Un mes después del escándalo, el presidente admitió que tenía 18 millones de pesos en un banco de Las Bahamas. Dijo que los traería y compraría Lebacs, títulos que rinden el 38 por ciento anual. Hombre especulativo de Bahamas a La City.
¿La prensa dio a estas maniobras de Macri que rozan lo ilegal el mismo tratamiento que a López? Ni ahí. El 3 de mayo Jorge Lanata reveló que allegados al presidente habían apretado a “La Nación” y Clarín para que su implicancia en Panamá Papers no aparecieran en tapa. El primero aceptó.
También está complicada por sospecha de corrupción la vicepresidenta Gabriela Michetti, luego de ocultarse ocho meses un robo en su domicilio de 245.000 pesos y 50.000 dólares no declarados. El dinero nacional supuestamente era de su fundación SUMA, muy flojita de papeles…

Los empresarios.
Una visión sesgada de la corrupción posa la mirada crítica sobre el kirchnerismo y salva al macrismo y la derecha, que aprovechan para que ese alboroto les ayude a hacer pasar el ajuste, los despidos, tarifazos y alta inflación. La gente dice “se robaron todo”, por los anteriores gobernantes, y los actuales se roban aún más, enriqueciendo a un reducido sector. Aranguren les mete la mano en el bolsillo a los televidentes absortos en los bolsos de López…
Aquella mirada unilateral cree que sólo políticos roban dineros públicos. Y si bien esa tribu hace méritos para la acusación, no merece ser tratada de conjunto como tal. Hay honrados, como Recalde y su hijo Mariano que rechazaron coimas millonarias de empresarios que querían mantener los ticket-canasta. No se crea que el último honrado fue Arturo Illia.
Hay que poner en la lista de sospechosos a muchos empresarios top.
En esa categoría no puede encasillarse sólo al multiacusado Báez. La lista del ministerio de De Vido ubicó a Austral Construcciones cerca del número 40 en el ranking de las empresas que más ganaron contratos de obra pública. El n° 1 era Techint, de Paolo Rocca, y el n° 3 Iecsa, del primo hermano de Macri, Angelo Calcaterra.
Entre las acusaciones a Báez hubo una por recibir 209 millones de dólares de Helvetic, una firma suiza; era un aporte para que Austral junto con Calcaterra compitiera en la licitación de las centrales hidroeléctricas en Santa Cruz. Lo K y lo M, de la mano.
Buena parte de esos banqueros, inversionistas y gambeteadores de la AFIP estaban en las 4.040 cuentas no declaradas en el HSBC de Ginebra.
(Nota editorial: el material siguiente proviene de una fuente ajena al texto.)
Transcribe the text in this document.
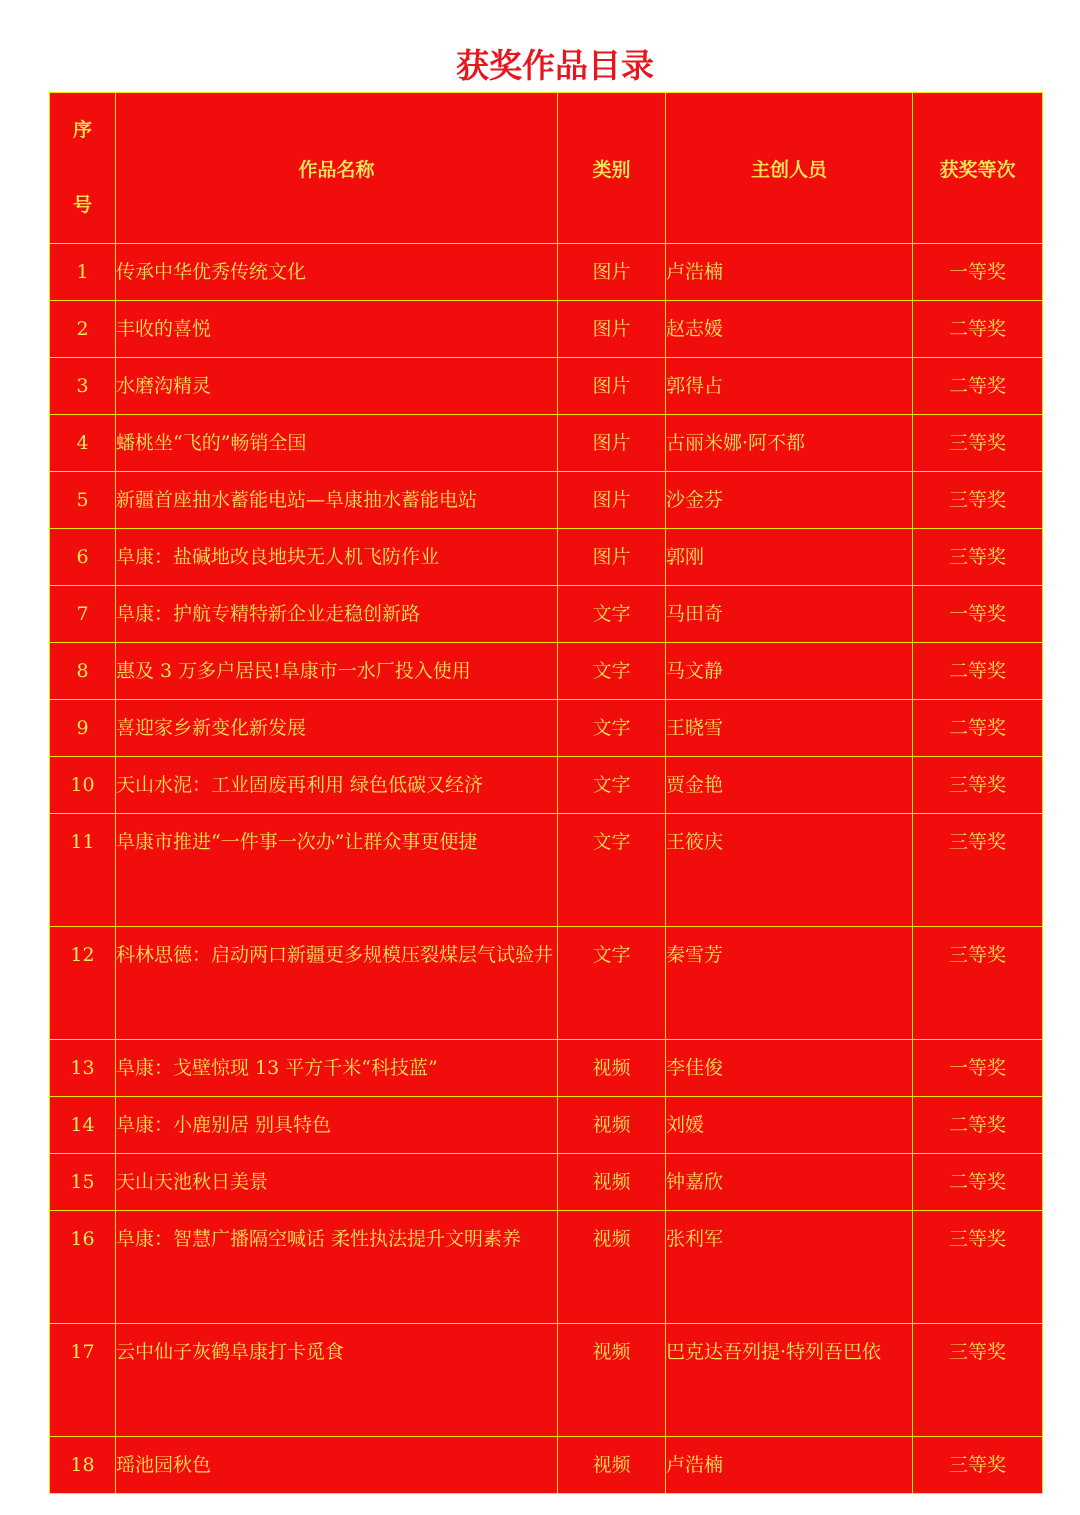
获奖作品目录
序
号	作品名称	类别	主创人员	获奖等次
1	传承中华优秀传统文化	图片	卢浩楠	一等奖
2	丰收的喜悦	图片	赵志媛	二等奖
3	水磨沟精灵	图片	郭得占	二等奖
4	蟠桃坐“飞的”畅销全国	图片	古丽米娜·阿不都	三等奖
5	新疆首座抽水蓄能电站—阜康抽水蓄能电站	图片	沙金芬	三等奖
6	阜康：盐碱地改良地块无人机飞防作业	图片	郭刚	三等奖
7	阜康：护航专精特新企业走稳创新路	文字	马田奇	一等奖
8	惠及 3 万多户居民!阜康市一水厂投入使用	文字	马文静	二等奖
9	喜迎家乡新变化新发展	文字	王晓雪	二等奖
10	天山水泥：工业固废再利用 绿色低碳又经济	文字	贾金艳	三等奖
11	阜康市推进“一件事一次办”让群众事更便捷	文字	王筱庆	三等奖
12	科林思德：启动两口新疆更多规模压裂煤层气试验井	文字	秦雪芳	三等奖
13	阜康：戈壁惊现 13 平方千米“科技蓝”	视频	李佳俊	一等奖
14	阜康：小鹿别居 别具特色	视频	刘媛	二等奖
15	天山天池秋日美景	视频	钟嘉欣	二等奖
16	阜康：智慧广播隔空喊话 柔性执法提升文明素养	视频	张利军	三等奖
17	云中仙子灰鹤阜康打卡觅食	视频	巴克达吾列提·特列吾巴依	三等奖
18	瑶池园秋色	视频	卢浩楠	三等奖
Un ex directivo de esa entidad proporcionó datos a la Justicia francesa, compartidas luego con Argentina. Allí había más de 3.000 millones de dólares que no pagaron impuestos o que provinieron de otros orígenes non sanctos. Prat-Gay era administrador de la plata de Amalia de Fortabat; varios directivos de Clarín nutrían la lista de evasores.
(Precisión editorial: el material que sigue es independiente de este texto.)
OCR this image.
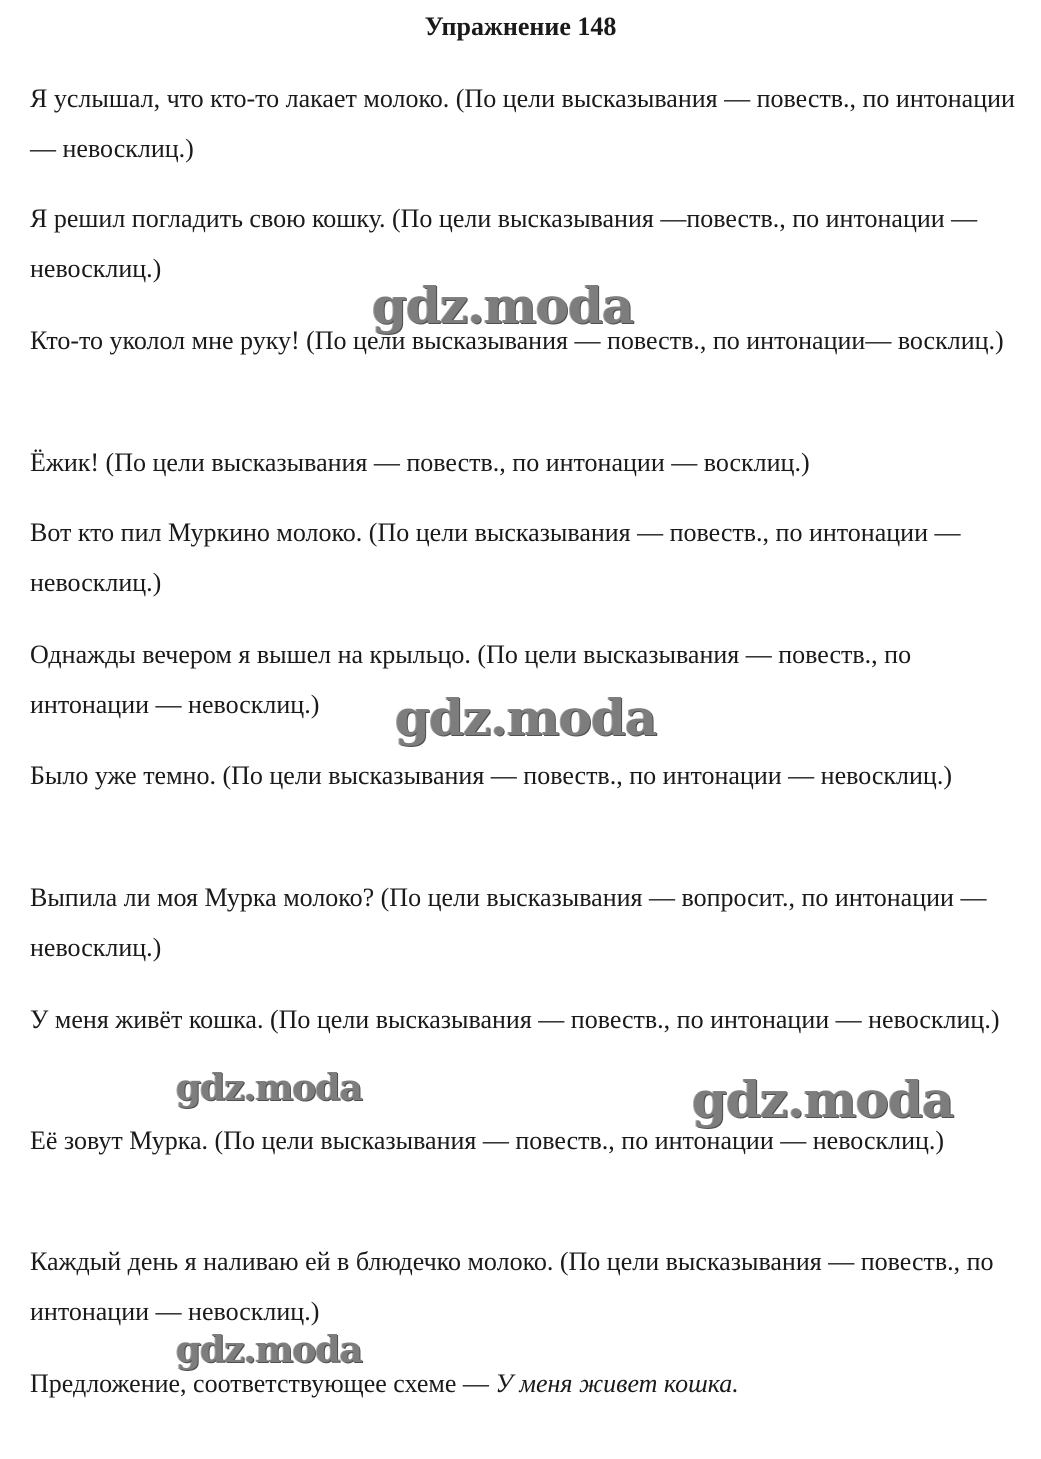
Упражнение 148

Я услышал, что кто-то лакает молоко. (По цели высказывания — повеств., по интонации — невосклиц.)

Я решил погладить свою кошку. (По цели высказывания —повеств., по интонации — невосклиц.)

Кто-то уколол мне руку! (По цели высказывания — повеств., по интонации— восклиц.)

Ёжик! (По цели высказывания — повеств., по интонации — восклиц.)

Вот кто пил Муркино молоко. (По цели высказывания — повеств., по интонации — невосклиц.)

Однажды вечером я вышел на крыльцо. (По цели высказывания — повеств., по интонации — невосклиц.)

Было уже темно. (По цели высказывания — повеств., по интонации — невосклиц.)

Выпила ли моя Мурка молоко? (По цели высказывания — вопросит., по интонации — невосклиц.)

У меня живёт кошка. (По цели высказывания — повеств., по интонации — невосклиц.)

Её зовут Мурка. (По цели высказывания — повеств., по интонации — невосклиц.)

Каждый день я наливаю ей в блюдечко молоко. (По цели высказывания — повеств., по интонации — невосклиц.)

Предложение, соответствующее схеме — У меня живет кошка.

gdz.moda
gdz.moda
gdz.moda	gdz.moda
gdz.moda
La plata grande de la corrupción gana impunidad con el fallo de la Sala IV de la Cámara en lo Contencioso Administrativo Federal que levantó la multa de 80,7 millones de pesos impuesta en 2015 al HSBC por retacear aquella información.
La corrupción no es sólo un asunto de políticos. Es, ante todo, de los monopolios.